If you've ever wondered if the Pentagon has ever exposed the American public to ticks infected with biological weapons, you're not alone.

Rep. Christopher Smith (R-N.J.) authored an amendment to the House version of the Fiscal 2020 National Defense Authorization Act would require the Defense Department Inspector General's Office to find out if the U.S. military experimented with using ticks and other insects as biological weapons between 1950 and 1975.

If such experiments took place, the amendment would require the inspector general's office to tell lawmakers if any of the ticks or other bugs "were released outside of any laboratory by accident or experiment design."


Smith is the founding co-chair of the House Lyme Disease Caucus. In a news release, Smith said he was inspired to write the amendment after reading books and articles about U.S. military experiments meant to use ticks and other insects to infect enemies.

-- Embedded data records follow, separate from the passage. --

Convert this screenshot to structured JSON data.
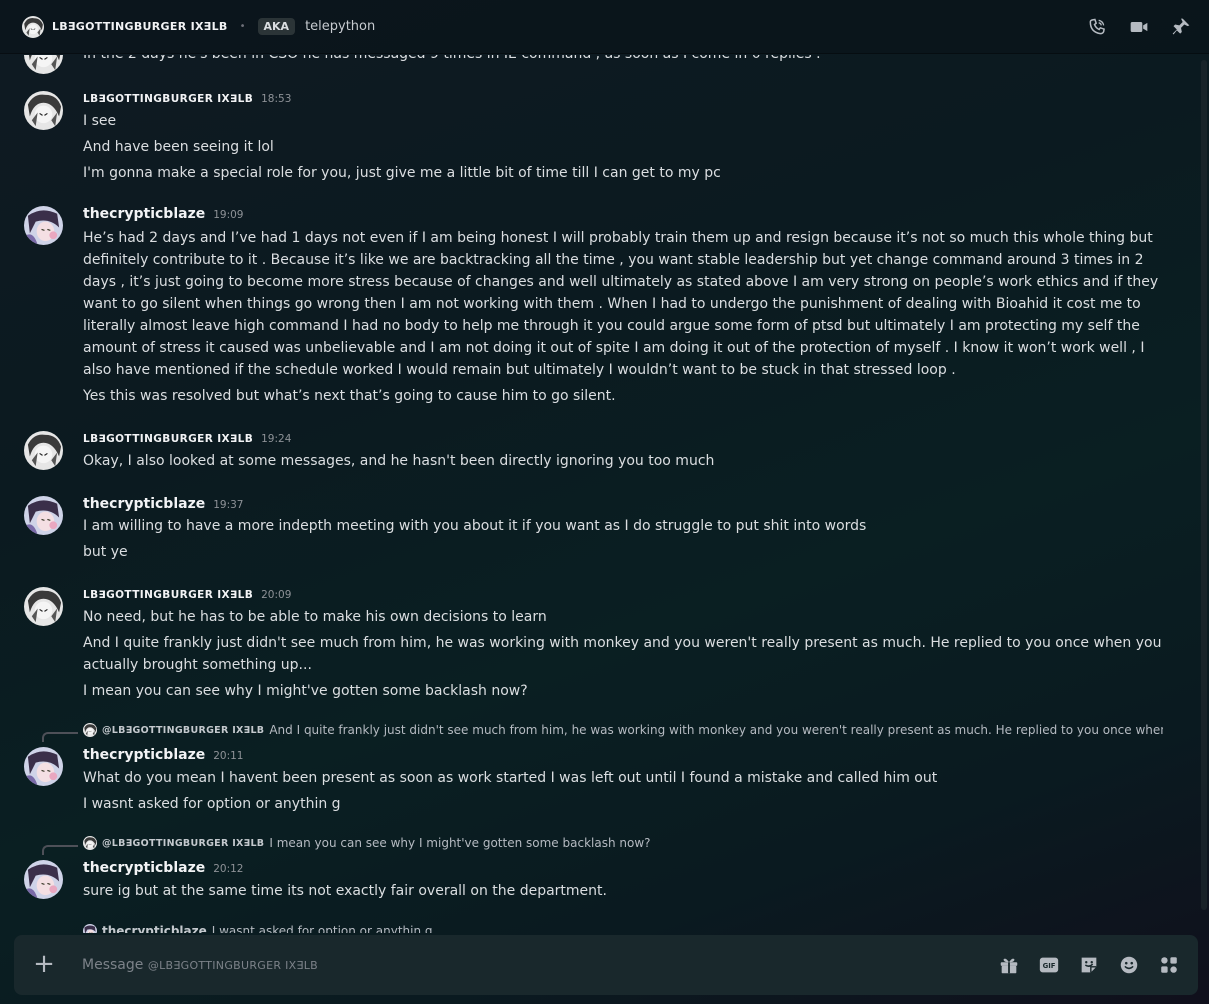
{
  "header": {
    "username": "LB∃GOTTINGBURGER IX∃LB",
    "aka_badge": "AKA",
    "aka_name": "telepython",
    "icons": [
      "voice-call-icon",
      "video-call-icon",
      "pin-icon"
    ]
  },
  "chat": {
    "partial_top_line": "In the 2 days he's been in CSO he has messaged 9 times in IE command , as soon as I come in 0 replies .",
    "groups": [
      {
        "author": "LB∃GOTTINGBURGER IX∃LB",
        "time": "18:53",
        "lines": [
          "I see",
          "And have been seeing it lol",
          "I'm gonna make a special role for you, just give me a little bit of time till I can get to my pc"
        ]
      },
      {
        "author": "thecrypticblaze",
        "time": "19:09",
        "lines": [
          "He’s had 2 days and I’ve had 1 days not even if I am being honest I will probably train them up and resign because it’s not so much this whole thing but definitely contribute to it . Because it’s like we are backtracking all the time , you want stable leadership but yet change command around 3 times in 2 days , it’s just going to become more stress because of changes and well ultimately as stated above I am very strong on people’s work ethics and if they want to go silent when things go wrong then I am not working with them .  When I had to undergo the punishment of dealing with Bioahid it cost me to literally almost leave high command  I had no body to help me through it you could argue some form of ptsd but ultimately I am protecting my self the amount of stress it caused was unbelievable and I am not doing it out of spite I am doing it out of the protection of myself . I know it won’t work well , I also have mentioned if the schedule worked I would remain but ultimately I wouldn’t want to be stuck in that stressed loop .",
          "Yes this was resolved but what’s next that’s going to cause him to go silent."
        ]
      },
      {
        "author": "LB∃GOTTINGBURGER IX∃LB",
        "time": "19:24",
        "lines": [
          "Okay, I also looked at some messages, and he hasn't been directly ignoring you too much"
        ]
      },
      {
        "author": "thecrypticblaze",
        "time": "19:37",
        "lines": [
          "I am willing to have a more indepth meeting with you about it if you want as I do struggle to put shit into words",
          "but ye"
        ]
      },
      {
        "author": "LB∃GOTTINGBURGER IX∃LB",
        "time": "20:09",
        "lines": [
          "No need, but he has to be able to make his own decisions to learn",
          "And I quite frankly just didn't see much from him, he was working with monkey and you weren't really present as much. He replied to you once when you actually brought something up...",
          "I mean you can see why I might've gotten some backlash now?"
        ]
      },
      {
        "reply_to": {
          "author": "@LB∃GOTTINGBURGER IX∃LB",
          "text": "And I quite frankly just didn't see much from him, he was working with monkey and you weren't really present as much. He replied to you once when yo..."
        },
        "author": "thecrypticblaze",
        "time": "20:11",
        "lines": [
          "What do you mean I havent been present as soon as work started I was left out until I found a mistake and called him out",
          "I wasnt asked for option or anythin g"
        ]
      },
      {
        "reply_to": {
          "author": "@LB∃GOTTINGBURGER IX∃LB",
          "text": "I mean you can see why I might've gotten some backlash now?"
        },
        "author": "thecrypticblaze",
        "time": "20:12",
        "lines": [
          "sure ig but at the same time its not exactly fair overall on the department."
        ]
      }
    ],
    "partial_bottom_reply": {
      "author": "thecrypticblaze",
      "text": "I wasnt asked for option or anythin g"
    }
  },
  "composer": {
    "placeholder_prefix": "Message ",
    "placeholder_name": "@LB∃GOTTINGBURGER IX∃LB",
    "icons": [
      "add-icon",
      "gift-icon",
      "gif-icon",
      "sticker-icon",
      "emoji-icon",
      "apps-icon"
    ]
  }
}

"With Lyme disease and other tick-borne diseases exploding in the United States—with an estimated 300,000 to 437,000 new cases diagnosed each year and 10-20 percent of all patients suffering from chronic Lyme disease—Americans have a right to know whether any of this is true," Smith said in the news release. "And have these experiments caused Lyme disease and other tick-borne disease to mutate and to spread?"

Defense officials did not provide a comment for this story. Lawmakers from the House of Representatives and Senate will now consider whether to include Smith's amendment in the final version of the NDAA.

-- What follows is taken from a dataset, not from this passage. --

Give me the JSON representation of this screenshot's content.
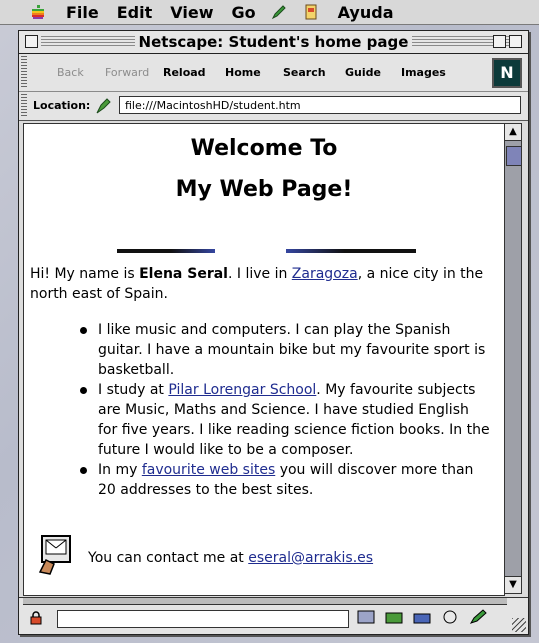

President Richard Nixon announced in 1969 that the United States would unilaterally end its offensive biological weapons program. Although the Soviet Union also signed a ban against such weapons in 1972, it continued to weaponize biological pathogens such as anthrax throughout the Cold War.

More than 60 people were killed when anthrax spores were accidentally released from a bioweapons facility in Sverdlovsk, Russia.